Although it was slightly below market expectations, the latest reading based on advance estimates released by the Ministry of Trade and Industry on Thursday is still at the higher end of the government's full-year forecast of 1-3 per cent for 2017.
Here are some comments by economists on the latest print:
ANZ economist Ng Weiwen:
"Looking ahead, the economic outlook for Singapore - the Asean economy most leveraged to global trade cycles - will hinge on the magnitude and durability of the ongoing export recovery and whether it can filter into other components of growth, including consumption and investment.
"Notwithstanding improving growth conditions, structural headwinds persist. Key among these is slack in the labour market.
"Overall, the interplay between these structural problems and the cyclical improvement in exports suggest only a modest improvement in growth and inflation to edge up slightly higher on administered price increases with generalised demand-induced pressures to be absent."

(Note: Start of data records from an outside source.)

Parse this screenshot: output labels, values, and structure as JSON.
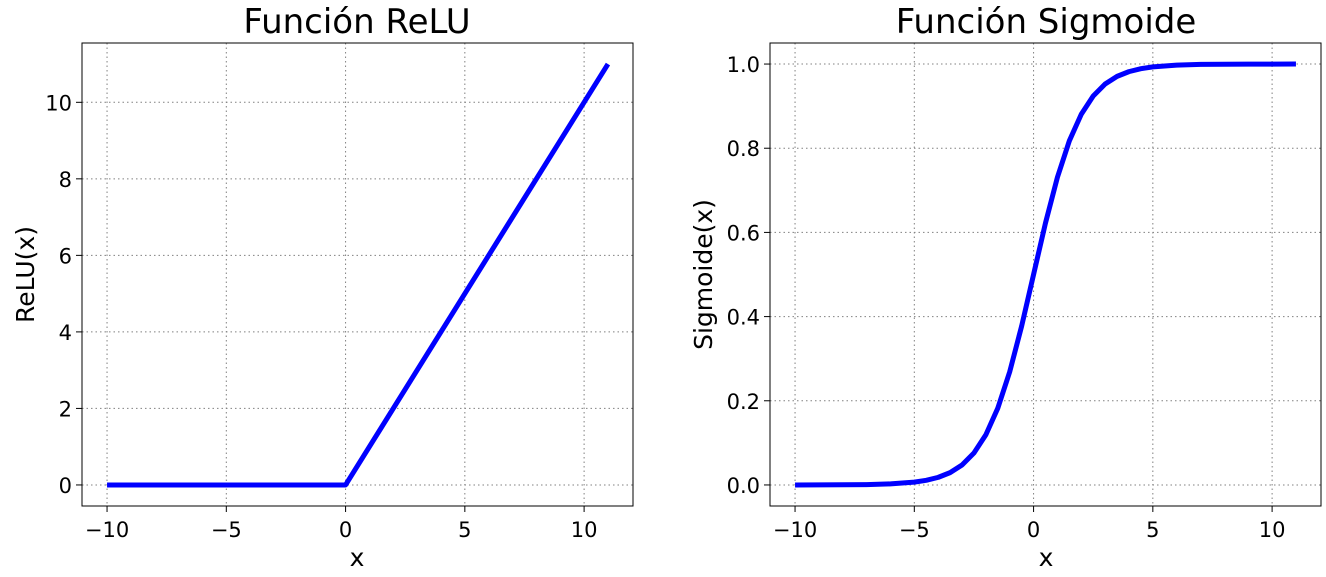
{
  "colors": {
    "line": "#0000ff",
    "grid": "#808080"
  },
  "chart_data": [
    {
      "type": "line",
      "title": "Función ReLU",
      "xlabel": "x",
      "ylabel": "ReLU(x)",
      "xlim": [
        -11.05,
        12.05
      ],
      "ylim": [
        -0.55,
        11.55
      ],
      "xticks": [
        -10,
        -5,
        0,
        5,
        10
      ],
      "xtick_labels": [
        "−10",
        "−5",
        "0",
        "5",
        "10"
      ],
      "yticks": [
        0,
        2,
        4,
        6,
        8,
        10
      ],
      "ytick_labels": [
        "0",
        "2",
        "4",
        "6",
        "8",
        "10"
      ],
      "grid": true,
      "series": [
        {
          "x": [
            -10,
            0,
            11
          ],
          "y": [
            0,
            0,
            11
          ]
        }
      ]
    },
    {
      "type": "line",
      "title": "Función Sigmoide",
      "xlabel": "x",
      "ylabel": "Sigmoide(x)",
      "xlim": [
        -11.05,
        12.05
      ],
      "ylim": [
        -0.05,
        1.05
      ],
      "xticks": [
        -10,
        -5,
        0,
        5,
        10
      ],
      "xtick_labels": [
        "−10",
        "−5",
        "0",
        "5",
        "10"
      ],
      "yticks": [
        0,
        0.2,
        0.4,
        0.6,
        0.8,
        1.0
      ],
      "ytick_labels": [
        "0.0",
        "0.2",
        "0.4",
        "0.6",
        "0.8",
        "1.0"
      ],
      "grid": true,
      "series": [
        {
          "x": [
            -10,
            -9,
            -8,
            -7,
            -6,
            -5,
            -4.5,
            -4,
            -3.5,
            -3,
            -2.5,
            -2,
            -1.5,
            -1,
            -0.5,
            0,
            0.5,
            1,
            1.5,
            2,
            2.5,
            3,
            3.5,
            4,
            4.5,
            5,
            6,
            7,
            8,
            9,
            10,
            11
          ],
          "y": [
            4.54e-05,
            0.000123,
            0.000335,
            0.000911,
            0.00247,
            0.00669,
            0.011,
            0.018,
            0.0293,
            0.0474,
            0.0759,
            0.1192,
            0.1824,
            0.2689,
            0.3775,
            0.5,
            0.6225,
            0.7311,
            0.8176,
            0.8808,
            0.9241,
            0.9526,
            0.9707,
            0.982,
            0.989,
            0.9933,
            0.9975,
            0.9991,
            0.99966,
            0.99988,
            0.99995,
            0.99998
          ]
        }
      ]
    }
  ]
}
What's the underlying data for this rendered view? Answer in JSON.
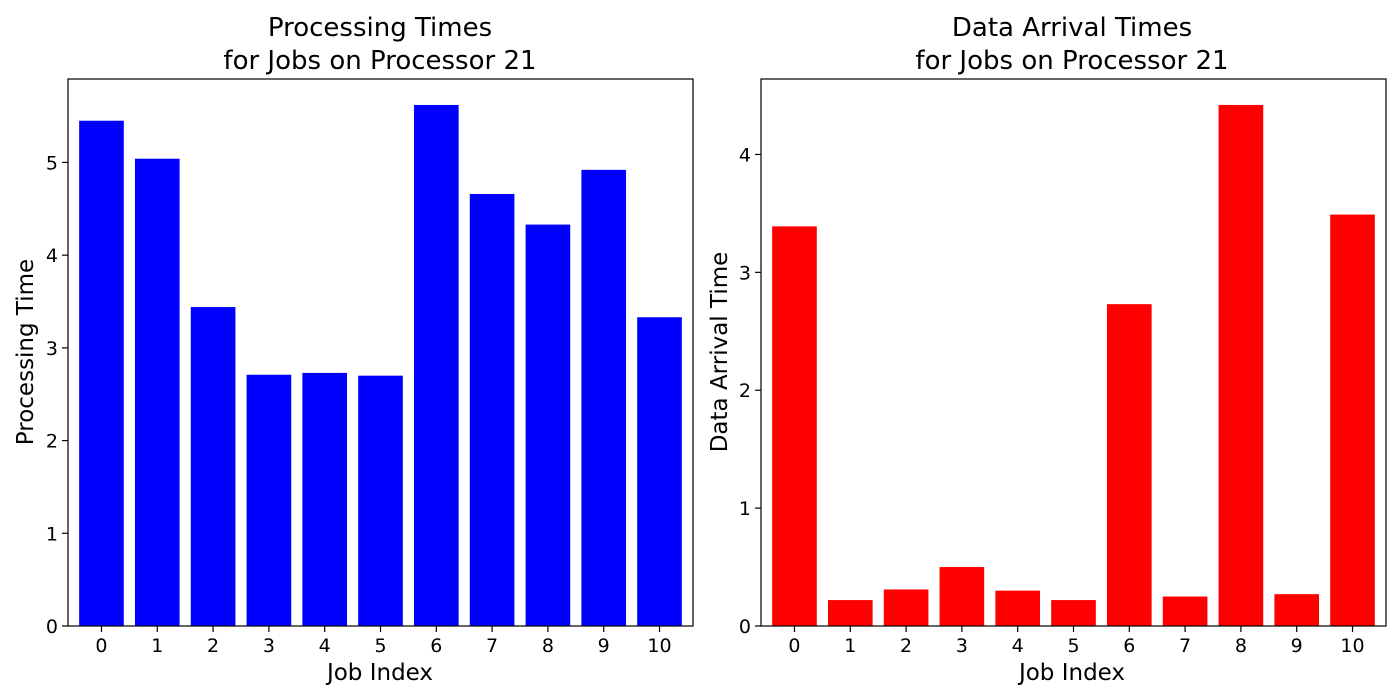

"With domestic demand likely still soft, we believe there is little in the way of demand-pull inflation pressures, similar to the MAS view, although continued tightening on the supply of foreign labour (as part of the economic restructuring agenda) will likely sustain labour cost pressures.
"We continue to expect core inflation to pick up in April due to an electricity tariff hike and average 1.5 per cent for the full year - similar to MAS projections of 1.0 to 2.0 per cent, which were also left unchanged - up from 0.9 per cent in 2016."
OCBC economist Selena Ling:
"Despite the healthy manufacturing clip, the rest of the manufacturing sector is tipped to 'remain patchy' apart from the domestic semiconductor and precision engineering industries.
"Note construction saw its third straight quarter of on-year contraction due to weakness in private sector construction activities and another contraction in 2Q17 looks plausible. Housing rents are also tipped to continue to decline this year, and the lacklustre domestic environment will deter businesses from fully passing on higher costs to consumers."